The NOT operator `~`

will give you the opposite value for each of the bits in your number.

Unlike the other operators, it doesn’t work on two values but just flips the value of each of the bits in the number.

```
~5
1 = 0
0 = 1
1 = 0
```

If you do this example in python with a number you are going to get a negative number which might be a bit surprising at first.

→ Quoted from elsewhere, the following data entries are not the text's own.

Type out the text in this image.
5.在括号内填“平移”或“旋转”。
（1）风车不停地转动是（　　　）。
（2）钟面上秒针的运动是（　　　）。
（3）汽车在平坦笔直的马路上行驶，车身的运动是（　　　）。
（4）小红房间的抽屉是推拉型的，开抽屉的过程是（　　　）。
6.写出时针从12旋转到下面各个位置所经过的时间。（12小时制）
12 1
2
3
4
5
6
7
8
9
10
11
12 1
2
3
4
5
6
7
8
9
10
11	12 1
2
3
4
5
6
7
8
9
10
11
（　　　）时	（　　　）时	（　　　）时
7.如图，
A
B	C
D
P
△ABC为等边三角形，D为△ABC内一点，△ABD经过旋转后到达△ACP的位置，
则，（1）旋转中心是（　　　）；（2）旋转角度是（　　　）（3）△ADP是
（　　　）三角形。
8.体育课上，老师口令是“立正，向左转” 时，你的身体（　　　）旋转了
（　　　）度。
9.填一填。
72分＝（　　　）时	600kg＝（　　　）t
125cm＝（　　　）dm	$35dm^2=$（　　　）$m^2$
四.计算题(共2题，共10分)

As I mentioned in my last video on binary numbers the first bit of a number denotes the sign of the number with 0 being positive and 1 being negative.

When you use the NOT operator it flips all the bits in the number so the first bit becomes 1, therefore, making it negative.

As Python uses an 8-bit number to represent small numbers, 5 would be written like this.

```
0000 0101
```

When this is reversed it becomes:

```
1111 1010
```

Binary numbers use something called the two's complement representation. All you need to understand is that in this case, an 8-bit negative number will start from `-128`

.

We can then add each bit to this which gives us the final result of `-6`

.

```
-128 + 2^6 + 2^5 + 2^4 + 2^3 + 2^1
```

### Left Shift and Right Shift

As the name suggests these operators shift all of the bits either to the left or to the right.

Again like the NOT operator this only works on a single number and the second number denotes the number of bits to shift by

The number 5 in a 8-bit binary is `0000 0101`

:

If we use the left shift operator with a 2, all of the bits are going to be shifted two bits to the left.

```
number = 5
print(number)
print(bin(number))
number = number << 2
print(number)
print(bin(number))
```

Output:

```
5
0b101
20
0b10100
```

The 2 leftmost bits are going to be discarded, although these are 0 in our case anyway. The other bits are going to shift left by 2. So this then becomes

`0001 0100`

If we convert it to decimal is going to give us 20.

If we then take this number and shift it right by 2 bits then it is going to become 5 again.

```
number = 5
print(number)
print(bin(number))
number = number << 2
print(number)
print(bin(number))
number = number >> 2
print(number)
print(bin(number))
```

Output:

```
5
0b101
20
0b10100
5
0b101
```

And that’s all there is to it. Bitwise operators can seem confusing at first but once you get used to thinking in binary they aren’t too scary.